Linguistic learning Have you ever wondered why the student sitting next to you can get all the word problems in math correct, or why some students are better at writing than others? Well, the most probable answer is that they are Linguistic learners. Linguists is the study of human language. Linguistic learning is a style of learning that refers to a person's ability to reason, solve problems, and learn using language.
Linguistics has several fields or categories that fall under its heading. The categories include phonetics, the study of the physical properties of speech; phonology, the study of sounds; morphology, the study of words and how they are modified; syntax, the study of how words are used in grammatical structures; semantics, the study of the meaning of words; and pragmatics, the study of how words are perceived and communicated. Speech and Language Pathologist (SLP) work within these areas of linguistics. They help to remediate the articulation of spoken sounds and words and the use of language, i.e. grammar, sentence structure, pronoun use, etc… Most SLPs work in a school setting and work with children
from birth to 21.
Some traits of a linguistic learner are: they can express themselves very well and are good listeners, they have a good memory for printed and spoken information. They love new words and use language creatively, such as poetry, foreign languages, tongue twisters and word games. (Logsdon) Linguistic learners usually become professional or creative writers, news correspondents, poets, attorneys, publicists, psychologists, and work in editorial and advertising positions.
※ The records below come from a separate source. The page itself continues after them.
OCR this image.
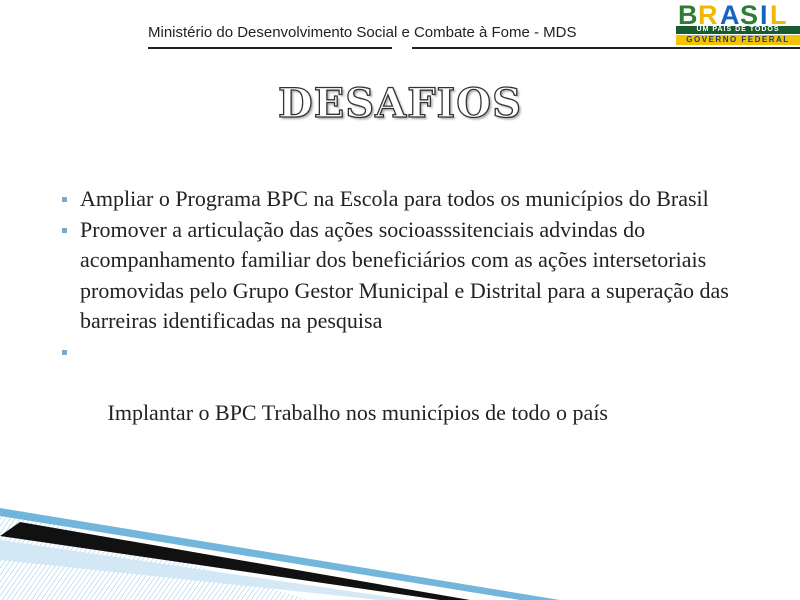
Ministério do Desenvolvimento Social e Combate à Fome - MDS
B R A S I L
UM PAÍS DE TODOS
GOVERNO FEDERAL
DESAFIOS
Ampliar o Programa BPC na Escola para todos os municípios do Brasil
Promover a articulação das ações socioasssitenciais advindas do acompanhamento familiar dos beneficiários com as ações intersetoriais promovidas pelo Grupo Gestor Municipal e Distrital para a superação das barreiras identificadas na pesquisa

Implantar o BPC Trabalho nos municípios de todo o país
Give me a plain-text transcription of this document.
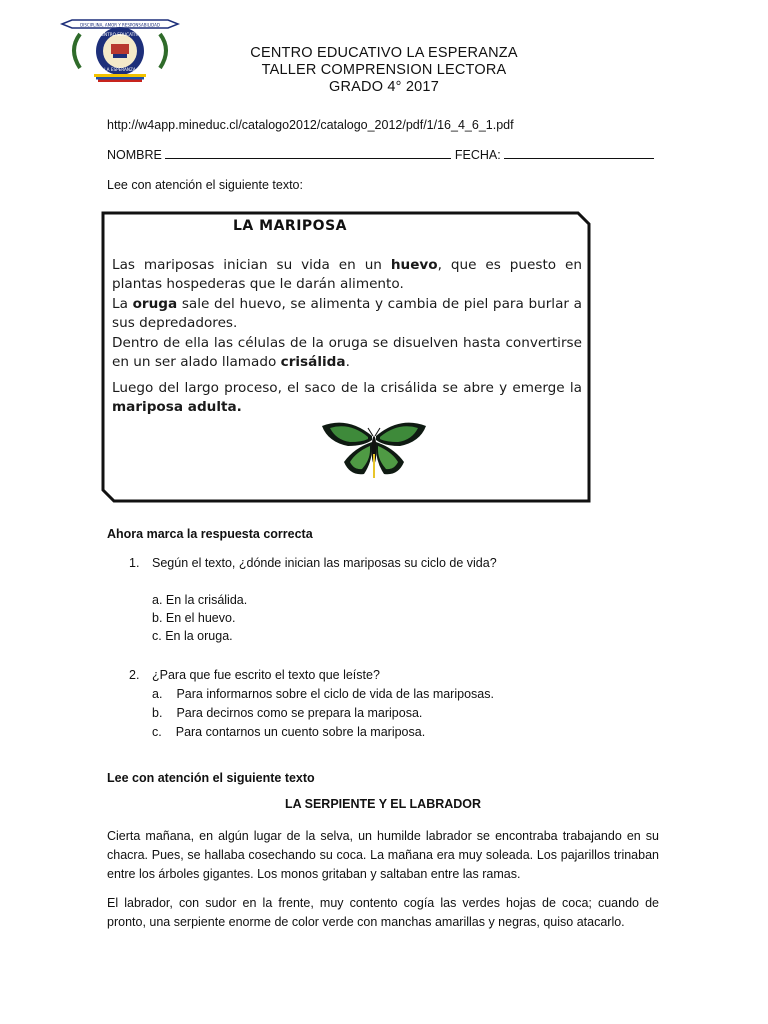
DISCIPLINA, AMOR Y RESPONSABILIDAD
CENTRO EDUCATIVO
LA ESPERANZA
CENTRO EDUCATIVO LA ESPERANZA
TALLER COMPRENSION LECTORA
GRADO 4° 2017
http://w4app.mineduc.cl/catalogo2012/catalogo_2012/pdf/1/16_4_6_1.pdf
NOMBRE	FECHA:
Lee con atención el siguiente texto:
LA MARIPOSA

Las mariposas inician su vida en un huevo, que es puesto en plantas hospederas que le darán alimento.

La oruga sale del huevo, se alimenta y cambia de piel para burlar a sus depredadores.

Dentro de ella las células de la oruga se disuelven hasta convertirse en un ser alado llamado crisálida.

Luego del largo proceso, el saco de la crisálida se abre y emerge la mariposa adulta.

Ahora marca la respuesta correcta
1. Según el texto, ¿dónde inician las mariposas su ciclo de vida?
a. En la crisálida.
b. En el huevo.
c. En la oruga.
2. ¿Para que fue escrito el texto que leíste?
a. Para informarnos sobre el ciclo de vida de las mariposas.
b. Para decirnos como se prepara la mariposa.
c. Para contarnos un cuento sobre la mariposa.
Lee con atención el siguiente texto
LA SERPIENTE Y EL LABRADOR
Cierta mañana, en algún lugar de la selva, un humilde labrador se encontraba trabajando en su chacra. Pues, se hallaba cosechando su coca. La mañana era muy soleada. Los pajarillos trinaban entre los árboles gigantes. Los monos gritaban y saltaban entre las ramas.
El labrador, con sudor en la frente, muy contento cogía las verdes hojas de coca; cuando de pronto, una serpiente enorme de color verde con manchas amarillas y negras, quiso atacarlo.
How do linguistic learners learn? They learn best by using spoken or written materials. Some ways that help a linguistic learner in school are: to talk about what you learn, work in a group so you can explain and discuss what you are learning, they only highlight ten percent of the book they are reading, always rewrite their notes, and orally practice any information, such as scripts and debates. (Gardner) In math classes these learners do very well with word problems vs. solving equations. They also do very well with written projects and in journalism classes. Speech and drama classes are also very good choices for linguistic learners. Most debate clubs are full of linguistic language types.
As a Speech and Language Pathology Assistant (SLPA) for my local school district, this subject is one that is close to my heart. Even though I have studied linguistics before, I have never looked at it from and ESOL view. I feel sometimes that in my practice as an SLPA, even though I am working with native english speakers, it feels like I am teaching english to english Language Learners. The degree of disordered speech and language some students have seems very comparable to what an international student would be faced with. After talking with some international students at my children’s school, and getting to know their challenges with language, I feel that what I have learned in this course will not only improve my own language but open the door to more opportunities in teaching language and working with students.
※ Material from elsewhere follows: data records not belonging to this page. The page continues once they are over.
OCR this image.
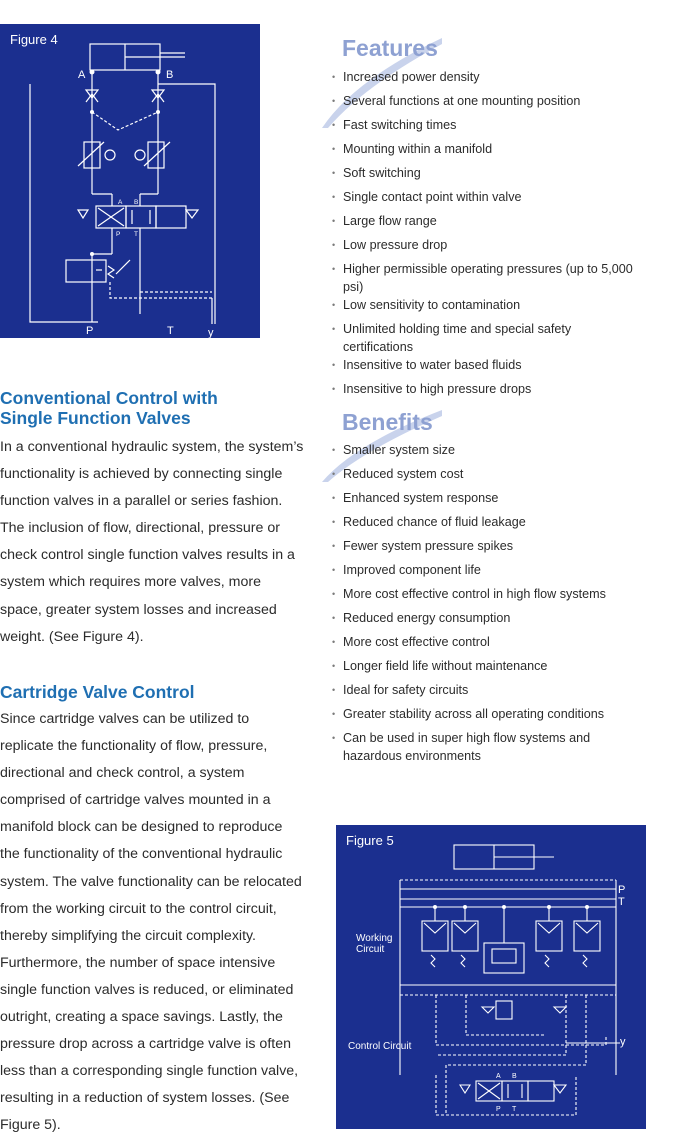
Figure 4
A	B
P	T	y
A B
P T
Features
• Increased power density
• Several functions at one mounting position
• Fast switching times
• Mounting within a manifold
• Soft switching
• Single contact point within valve
• Large flow range
• Low pressure drop
• Higher permissible operating pressures (up to 5,000 psi)
• Low sensitivity to contamination
• Unlimited holding time and special safety certifications
• Insensitive to water based fluids
• Insensitive to high pressure drops
Conventional Control with
Single Function Valves

In a conventional hydraulic system, the system’s functionality is achieved by connecting single function valves in a parallel or series fashion. The inclusion of flow, directional, pressure or check control single function valves results in a system which requires more valves, more space, greater system losses and increased weight. (See Figure 4).

Benefits
• Smaller system size
• Reduced system cost
• Enhanced system response
• Reduced chance of fluid leakage
• Fewer system pressure spikes
• Improved component life
• More cost effective control in high flow systems
• Reduced energy consumption
• More cost effective control
• Longer field life without maintenance
• Ideal for safety circuits
• Greater stability across all operating conditions
• Can be used in super high flow systems and hazardous environments
Cartridge Valve Control

Since cartridge valves can be utilized to replicate the functionality of flow, pressure, directional and check control, a system comprised of cartridge valves mounted in a manifold block can be designed to reproduce the functionality of the conventional hydraulic system. The valve functionality can be relocated from the working circuit to the control circuit, thereby simplifying the circuit complexity. Furthermore, the number of space intensive single function valves is reduced, or eliminated outright, creating a space savings. Lastly, the pressure drop across a cartridge valve is often less than a corresponding single function valve, resulting in a reduction of system losses. (See Figure 5).

Figure 5
P
T
y
Working
Circuit
Control Circuit
A B
P T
Linguistic learning is a style of learning in which learners use language to solve, reason and learn with the use of language. Linguistics is the study of human language and encompasses six categories/fields of language. Linguistic learners are found in job fields such as Speech and Language, writing, drama, debate and advertising. For linguistic learners, language is the tool they use to help themselves learn, just as tactile learner uses a hands on approach to aid in their learning.